Apparently, her mom made mandel bread for every occasion — from a brit milah to a bar mitzvah and beyond. “When I changed jobs a few years back, my co-workers were saddened, not because of my departure,” Rittberg wrote, but because of the departure of her mom’s mandel bread with her.
Eventually, Mom moved to an assisted-living facility, but she baked in the communal kitchen — always a quadruple batch, so there’d be plenty to share.
And then, one day, her mom didn’t want to bake anymore. In retrospect, Rittberg wrote, that announcement “was telling us more than any medical test ever could.”

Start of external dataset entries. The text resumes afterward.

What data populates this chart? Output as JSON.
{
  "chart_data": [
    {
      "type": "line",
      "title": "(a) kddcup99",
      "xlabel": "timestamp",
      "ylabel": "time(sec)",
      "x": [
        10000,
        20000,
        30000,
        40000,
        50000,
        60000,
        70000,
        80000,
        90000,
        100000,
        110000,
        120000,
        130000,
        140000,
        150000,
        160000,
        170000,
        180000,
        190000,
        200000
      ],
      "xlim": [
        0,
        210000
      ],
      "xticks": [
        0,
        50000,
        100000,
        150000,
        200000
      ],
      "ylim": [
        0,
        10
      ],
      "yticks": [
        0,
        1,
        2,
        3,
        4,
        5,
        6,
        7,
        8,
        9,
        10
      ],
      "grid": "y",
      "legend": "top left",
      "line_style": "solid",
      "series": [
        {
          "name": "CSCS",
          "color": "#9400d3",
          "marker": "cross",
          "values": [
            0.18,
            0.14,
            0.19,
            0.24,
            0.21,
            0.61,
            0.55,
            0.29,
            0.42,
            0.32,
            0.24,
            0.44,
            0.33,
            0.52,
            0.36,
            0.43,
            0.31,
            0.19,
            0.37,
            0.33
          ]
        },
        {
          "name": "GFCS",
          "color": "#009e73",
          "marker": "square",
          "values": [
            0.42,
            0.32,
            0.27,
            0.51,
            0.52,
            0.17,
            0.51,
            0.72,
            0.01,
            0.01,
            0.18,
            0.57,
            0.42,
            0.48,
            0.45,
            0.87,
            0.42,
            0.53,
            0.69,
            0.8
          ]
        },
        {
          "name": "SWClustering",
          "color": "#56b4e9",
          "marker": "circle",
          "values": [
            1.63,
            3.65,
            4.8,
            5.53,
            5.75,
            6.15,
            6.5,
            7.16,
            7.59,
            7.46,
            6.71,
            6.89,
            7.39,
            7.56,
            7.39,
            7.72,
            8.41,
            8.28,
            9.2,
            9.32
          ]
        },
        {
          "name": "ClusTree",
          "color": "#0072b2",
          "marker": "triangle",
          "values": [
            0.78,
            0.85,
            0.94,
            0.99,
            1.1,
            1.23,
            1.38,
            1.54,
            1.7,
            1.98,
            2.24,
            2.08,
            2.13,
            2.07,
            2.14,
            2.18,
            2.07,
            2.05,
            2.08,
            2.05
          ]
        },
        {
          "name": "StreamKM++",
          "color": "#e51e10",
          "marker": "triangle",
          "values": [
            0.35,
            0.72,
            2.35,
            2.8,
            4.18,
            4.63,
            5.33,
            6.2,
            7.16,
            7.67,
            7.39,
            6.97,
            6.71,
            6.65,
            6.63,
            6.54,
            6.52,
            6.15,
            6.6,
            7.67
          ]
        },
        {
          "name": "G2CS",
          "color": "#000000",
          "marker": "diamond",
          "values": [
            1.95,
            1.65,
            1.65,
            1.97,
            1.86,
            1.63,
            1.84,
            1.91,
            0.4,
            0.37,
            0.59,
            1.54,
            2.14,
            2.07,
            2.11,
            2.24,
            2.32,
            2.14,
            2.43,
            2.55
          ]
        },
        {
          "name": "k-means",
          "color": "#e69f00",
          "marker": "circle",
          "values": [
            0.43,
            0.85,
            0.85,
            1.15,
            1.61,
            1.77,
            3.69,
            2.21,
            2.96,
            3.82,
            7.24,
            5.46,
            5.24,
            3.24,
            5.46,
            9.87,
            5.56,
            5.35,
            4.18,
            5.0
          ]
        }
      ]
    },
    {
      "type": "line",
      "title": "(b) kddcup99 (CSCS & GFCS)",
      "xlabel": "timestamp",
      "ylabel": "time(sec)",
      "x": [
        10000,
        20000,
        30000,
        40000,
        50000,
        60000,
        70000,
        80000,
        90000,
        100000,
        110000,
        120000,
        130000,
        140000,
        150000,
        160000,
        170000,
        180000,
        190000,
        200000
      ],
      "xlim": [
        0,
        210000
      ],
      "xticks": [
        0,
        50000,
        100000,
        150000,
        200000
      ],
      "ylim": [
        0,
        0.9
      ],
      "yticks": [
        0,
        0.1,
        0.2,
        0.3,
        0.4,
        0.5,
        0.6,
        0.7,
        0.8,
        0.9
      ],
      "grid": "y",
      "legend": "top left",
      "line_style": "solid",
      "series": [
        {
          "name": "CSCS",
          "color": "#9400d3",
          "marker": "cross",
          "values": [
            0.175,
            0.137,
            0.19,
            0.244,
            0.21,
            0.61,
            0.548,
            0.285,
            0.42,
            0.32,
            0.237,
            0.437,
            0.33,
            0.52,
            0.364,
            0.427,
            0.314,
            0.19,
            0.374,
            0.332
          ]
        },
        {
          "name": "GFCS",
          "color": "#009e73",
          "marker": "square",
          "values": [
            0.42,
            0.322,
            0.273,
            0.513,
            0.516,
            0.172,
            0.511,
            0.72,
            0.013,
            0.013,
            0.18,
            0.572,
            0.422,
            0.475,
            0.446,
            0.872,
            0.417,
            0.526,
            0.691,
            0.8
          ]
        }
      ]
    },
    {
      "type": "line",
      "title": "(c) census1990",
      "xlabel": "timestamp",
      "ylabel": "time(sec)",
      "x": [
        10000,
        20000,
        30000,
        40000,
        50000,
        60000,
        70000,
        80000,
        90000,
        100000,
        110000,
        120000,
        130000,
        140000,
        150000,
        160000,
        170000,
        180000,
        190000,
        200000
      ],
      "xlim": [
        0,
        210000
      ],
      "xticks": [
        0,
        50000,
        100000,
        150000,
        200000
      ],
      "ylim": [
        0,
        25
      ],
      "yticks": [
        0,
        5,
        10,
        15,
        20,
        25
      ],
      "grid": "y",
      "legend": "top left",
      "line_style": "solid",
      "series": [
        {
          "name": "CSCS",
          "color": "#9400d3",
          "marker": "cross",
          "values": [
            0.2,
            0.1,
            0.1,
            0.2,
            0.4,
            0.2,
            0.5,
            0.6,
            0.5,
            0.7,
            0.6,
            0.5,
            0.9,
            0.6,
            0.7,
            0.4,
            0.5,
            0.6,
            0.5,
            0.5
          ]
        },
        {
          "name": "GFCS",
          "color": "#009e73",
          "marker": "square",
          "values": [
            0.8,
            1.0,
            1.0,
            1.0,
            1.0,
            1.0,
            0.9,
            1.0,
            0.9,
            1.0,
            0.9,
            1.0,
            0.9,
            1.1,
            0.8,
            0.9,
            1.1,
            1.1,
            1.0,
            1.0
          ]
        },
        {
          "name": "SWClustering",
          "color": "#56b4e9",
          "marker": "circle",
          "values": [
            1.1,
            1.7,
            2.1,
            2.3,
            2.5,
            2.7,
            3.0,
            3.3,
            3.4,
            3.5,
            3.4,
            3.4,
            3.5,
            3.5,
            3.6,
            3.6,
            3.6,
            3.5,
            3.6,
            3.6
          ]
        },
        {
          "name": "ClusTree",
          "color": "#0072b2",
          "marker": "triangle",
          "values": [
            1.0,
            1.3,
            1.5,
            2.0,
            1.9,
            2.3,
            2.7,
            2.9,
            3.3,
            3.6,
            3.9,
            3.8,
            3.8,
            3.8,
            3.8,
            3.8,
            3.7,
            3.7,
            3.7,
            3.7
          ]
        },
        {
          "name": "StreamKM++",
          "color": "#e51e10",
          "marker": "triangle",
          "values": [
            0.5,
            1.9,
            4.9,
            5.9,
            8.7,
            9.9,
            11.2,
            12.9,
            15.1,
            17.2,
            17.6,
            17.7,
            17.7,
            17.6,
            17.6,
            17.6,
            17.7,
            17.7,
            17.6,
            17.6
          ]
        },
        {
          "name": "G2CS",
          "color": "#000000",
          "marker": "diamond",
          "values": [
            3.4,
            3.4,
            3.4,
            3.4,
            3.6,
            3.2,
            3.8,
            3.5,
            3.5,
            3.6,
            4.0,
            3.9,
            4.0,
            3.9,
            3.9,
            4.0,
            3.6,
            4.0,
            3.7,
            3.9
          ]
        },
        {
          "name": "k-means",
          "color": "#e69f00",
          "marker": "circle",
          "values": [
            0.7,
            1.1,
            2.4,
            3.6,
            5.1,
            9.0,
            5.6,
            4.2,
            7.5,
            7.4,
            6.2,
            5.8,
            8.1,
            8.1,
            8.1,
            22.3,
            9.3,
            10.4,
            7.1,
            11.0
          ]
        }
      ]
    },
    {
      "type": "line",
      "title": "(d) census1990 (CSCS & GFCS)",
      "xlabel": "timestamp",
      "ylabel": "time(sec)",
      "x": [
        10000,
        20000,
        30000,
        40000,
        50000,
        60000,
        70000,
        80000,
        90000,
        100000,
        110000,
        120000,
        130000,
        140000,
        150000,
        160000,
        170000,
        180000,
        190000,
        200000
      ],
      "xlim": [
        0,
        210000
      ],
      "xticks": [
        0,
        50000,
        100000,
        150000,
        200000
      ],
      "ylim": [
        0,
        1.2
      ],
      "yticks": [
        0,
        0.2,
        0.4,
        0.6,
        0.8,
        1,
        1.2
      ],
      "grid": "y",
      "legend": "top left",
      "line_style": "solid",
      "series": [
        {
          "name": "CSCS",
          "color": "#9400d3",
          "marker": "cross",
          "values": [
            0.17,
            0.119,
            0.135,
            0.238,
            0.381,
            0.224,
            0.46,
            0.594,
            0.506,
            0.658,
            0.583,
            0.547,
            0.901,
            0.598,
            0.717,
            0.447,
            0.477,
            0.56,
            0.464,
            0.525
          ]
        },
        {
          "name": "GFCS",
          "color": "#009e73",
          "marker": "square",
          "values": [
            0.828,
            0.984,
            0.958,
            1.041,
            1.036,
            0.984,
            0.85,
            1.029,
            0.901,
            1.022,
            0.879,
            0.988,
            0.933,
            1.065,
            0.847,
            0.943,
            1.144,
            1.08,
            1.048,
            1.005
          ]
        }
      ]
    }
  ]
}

After her mother’s passing, she tried to bake mandel bread and forgot to sprinkle on the sugar and cinnamon. The sweetness was gone. But as the months went by and a bar mitzvah loomed, she tried again — and got it right. As if you-know-who were guiding from above.
And maybe that’s the real pull of mandel bread: It isn’t hip or cool or sold in a single-serving sliver. It’s a little heavy and a little sweet — just like life. (And, often enough, bubbe.) And if it’s lumpy or even leaden, it still has the ability to lift people off the planet and fly them to a place of almonds and honey.
Or at least almonds and cookie dough.
Hmm. Maybe it’s time I give mandel bread another chance. But I’m going to dunk it in Starbucks, not tea.
Lenore Skenazy is the author of “Who’s the Blonde That Married What’s-His-Name? The Ultimate Tip of the Tongue Test of Everything You Know You Know — But Can’t Remember Right Now” (Penguin Group, 2009).